Jika Shalat Isya Digabung Dengan Shalat Tahajud

Shalat di awal waktu apalagi jika dilakukan berjama’ah di masjid akan mendapatkan pahala berlipat. Namun yang sering terjadi di masyarakat, orang melakukan shalat isya di sepertiga malam dengan niat agar setelah shalat isya bisa melakukan shalat tahajud.

Dengan begitu, ia mengharap keutamaan dari kedua shalat itu.

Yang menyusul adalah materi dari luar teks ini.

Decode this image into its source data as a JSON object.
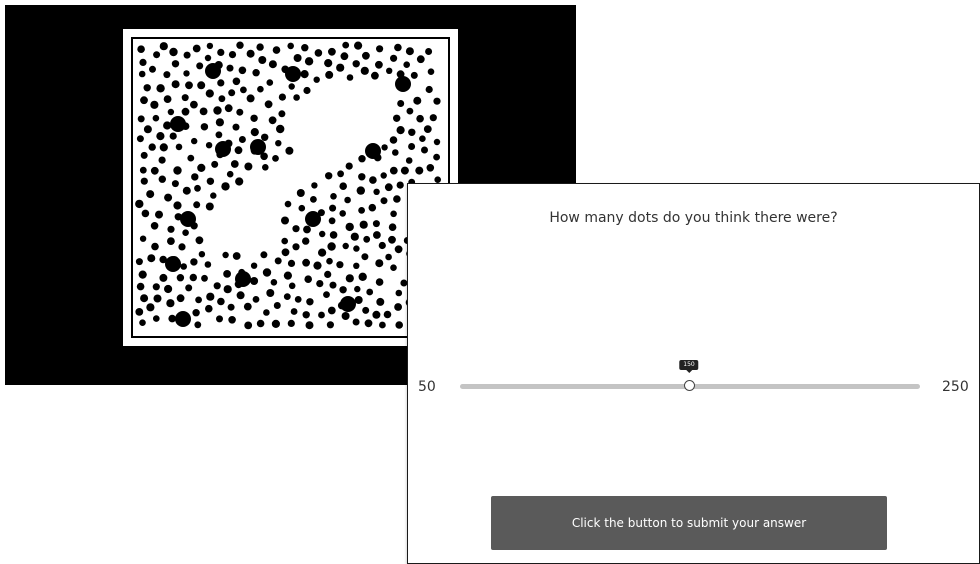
{
  "stimulus": {
    "background_color": "#000000",
    "dot_color": "#000000"
  },
  "question": {
    "text": "How many dots do you think there were?"
  },
  "slider": {
    "min_label": "50",
    "max_label": "250",
    "min": 50,
    "max": 250,
    "value": 150,
    "value_label": "150",
    "track_color": "#c4c4c4"
  },
  "submit_button": {
    "label": "Click the button to submit your answer",
    "color": "#5a5a5a"
  }
}
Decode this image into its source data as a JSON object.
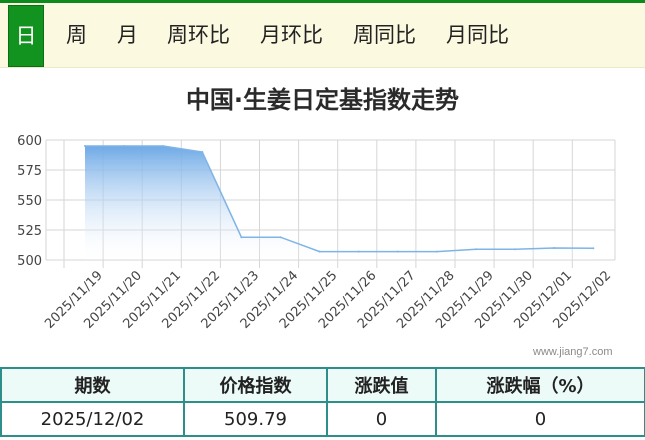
{
  "tabs": [
    {
      "label": "日",
      "active": true
    },
    {
      "label": "周",
      "active": false
    },
    {
      "label": "月",
      "active": false
    },
    {
      "label": "周环比",
      "active": false
    },
    {
      "label": "月环比",
      "active": false
    },
    {
      "label": "周同比",
      "active": false
    },
    {
      "label": "月同比",
      "active": false
    }
  ],
  "watermark": "www.jiang7.com",
  "colors": {
    "accent": "#12921f",
    "series": "#7fb4e6",
    "table_border": "#2e8f8a"
  },
  "chart_data": {
    "type": "area",
    "title": "中国·生姜日定基指数走势",
    "xlabel": "",
    "ylabel": "",
    "ylim": [
      500,
      600
    ],
    "yticks": [
      500,
      525,
      550,
      575,
      600
    ],
    "grid": true,
    "categories": [
      "2025/11/19",
      "2025/11/20",
      "2025/11/21",
      "2025/11/22",
      "2025/11/23",
      "2025/11/24",
      "2025/11/25",
      "2025/11/26",
      "2025/11/27",
      "2025/11/28",
      "2025/11/29",
      "2025/11/30",
      "2025/12/01",
      "2025/12/02"
    ],
    "series": [
      {
        "values": [
          595,
          595,
          595,
          590,
          519,
          519,
          507,
          507,
          507,
          507,
          509,
          509,
          510,
          509.79
        ]
      }
    ]
  },
  "table": {
    "headers": [
      "期数",
      "价格指数",
      "涨跌值",
      "涨跌幅（%）"
    ],
    "row": [
      "2025/12/02",
      "509.79",
      "0",
      "0"
    ]
  }
}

Dasarnya adalah hadits dari Anas bin Malik radhiyallahu ‘anhu,
Rasulullah shallallahu ‘alaihi wa sallam menunda shalat isya hingga tengah malam kemudian barulah beliau shalat. (HR. Mutafaqqun ‘alaih)
Pertanyaannya, apakah hal tersebut masih relevan dengan keadaan sekarang? Bagaimana afdhalnya? Apakah masih mendapat keutamaan shalat bila mengakhirkan shalat isya di sepertiga malam dan disambung dengan tahajud?

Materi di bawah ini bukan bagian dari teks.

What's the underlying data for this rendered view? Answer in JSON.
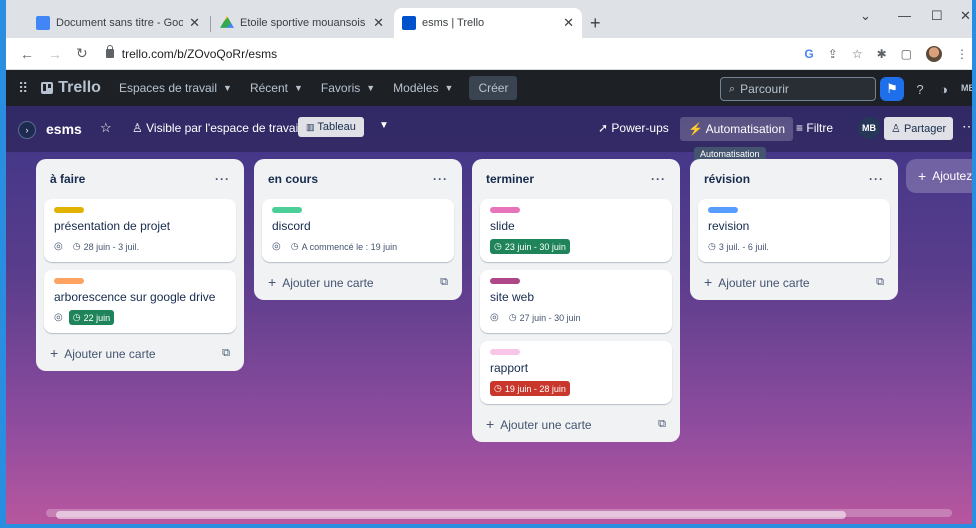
{
  "browser": {
    "tabs": [
      {
        "title": "Document sans titre - Google Do",
        "icon": "google-docs-icon",
        "color": "#4285f4"
      },
      {
        "title": "Etoile sportive mouansois - Goog",
        "icon": "google-drive-icon",
        "color": "#fbbc04"
      },
      {
        "title": "esms | Trello",
        "icon": "trello-icon",
        "color": "#0052cc"
      }
    ],
    "url": "trello.com/b/ZOvoQoRr/esms"
  },
  "header": {
    "logo": "Trello",
    "menus": [
      "Espaces de travail",
      "Récent",
      "Favoris",
      "Modèles"
    ],
    "create_label": "Créer",
    "search_placeholder": "Parcourir",
    "avatar_initials": "MB"
  },
  "board": {
    "name": "esms",
    "visibility": "Visible par l'espace de travail",
    "view": "Tableau",
    "powerups": "Power-ups",
    "automation": "Automatisation",
    "filter": "Filtre",
    "member": "MB",
    "share": "Partager",
    "tooltip": "Automatisation",
    "add_list": "Ajoutez u"
  },
  "lists": [
    {
      "title": "à faire",
      "add_card": "Ajouter une carte",
      "cards": [
        {
          "title": "présentation de projet",
          "label_color": "#e2b203",
          "due": "28 juin - 3 juil.",
          "due_style": "plain",
          "watch": true
        },
        {
          "title": "arborescence sur google drive",
          "label_color": "#fea362",
          "due": "22 juin",
          "due_style": "green",
          "watch": true
        }
      ]
    },
    {
      "title": "en cours",
      "add_card": "Ajouter une carte",
      "cards": [
        {
          "title": "discord",
          "label_color": "#4bce97",
          "due": "A commencé le : 19 juin",
          "due_style": "plain",
          "watch": true
        }
      ]
    },
    {
      "title": "terminer",
      "add_card": "Ajouter une carte",
      "cards": [
        {
          "title": "slide",
          "label_color": "#e774bb",
          "due": "23 juin - 30 juin",
          "due_style": "green",
          "watch": false
        },
        {
          "title": "site web",
          "label_color": "#ae4787",
          "due": "27 juin - 30 juin",
          "due_style": "plain",
          "watch": true
        },
        {
          "title": "rapport",
          "label_color": "#f9c5e8",
          "due": "19 juin - 28 juin",
          "due_style": "red",
          "watch": false
        }
      ]
    },
    {
      "title": "révision",
      "add_card": "Ajouter une carte",
      "cards": [
        {
          "title": "revision",
          "label_color": "#579dff",
          "due": "3 juil. - 6 juil.",
          "due_style": "plain",
          "watch": false
        }
      ]
    }
  ]
}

Berikut pemaparan Ustadz Sarwat: Mengakhirkan shalat isya hingga sepertiga malam ini kalau diniatkan untuk disambung dengan shalat tahajud sebenarnya kurang tepat karena Nabi shallallahu ‘alaihi wa sallam tidak pernah melakukannya.

Bahwa Nabi shallallahu ‘alaihi wa sallam pernah mengakhirkan shalat isya bukan kemudian tidak ikut berjama’ah di masjid atau menunda sampai larut malam shalat sendirian tetapi karena ada sebabnya yaitu kadang-kadang para sahabat itu tidak berkumpul di awal waktu. Begitu dikumandangkan adzan, ada yang datangnya duluan, ada yang agak lambat, dan sebagainya.

Kadang-kadang kalau memang sudah kumpul semua dan Nabi melihat semua sudah ada di masjid, Nabi shallallahu ‘alaihi wa sallam langsung memulai shalat, tapi kadang-kadang juga kasusnya adalah Nabi shallallahu ‘alaihi wa sallam lebih toleran kalau para sahabat agak berlambat-lambat datang ke masjid, Nabi shallallahu ‘alaihi wa sallam lebih suka menunggu mereka sehingga menunggu disini adalah mengakhirkan atau menunda hingga semua jama’ahnya hadir.

Karena shalat itu akan lebih afdhal kalau jama’ahnya penuh daripada shalat di awal waktu tapi jama’ahnya hanya dua atau tiga shaf. Asalkan sudah penuh semua dan kebetulan misalnya di awal waktu, Nabi shallallahu ‘alaihi wa sallam segera mulai, tetapi kalau belum penuh semua maka Nabi menunggu sampai semua kumpul lalu Bilal iqamah dan shalat pun dimulai. Shalat isya seperti inilah yang dikatakan sebagai mengakhirkan/menunda shalat isya.

Adapun shalat tahajud, afdhalnya itu adalah di sepertiga malam yang terakhir bukannya digabung antara shalat isya dengan tahajud. Walaupun hukumnya sah atau boleh tapi kalau melihat dari ‘default’ Rasulullah beliau shalat isya di awal malam sebelum tidur berjama’ah di masjid bersama dengan para sahabat yang lain setelah itu beliau istirahat tidur, di akhir malam beliau shalat tahajud.

Tapi kalau tidak yakin apakah bisa bangun nanti di akhir malam, bolehkah shalat witir saja sebelum tidur? Hukumnya boleh, tetapi idealnya maka isyanya di awal malam, tahajudnya di akhir malam.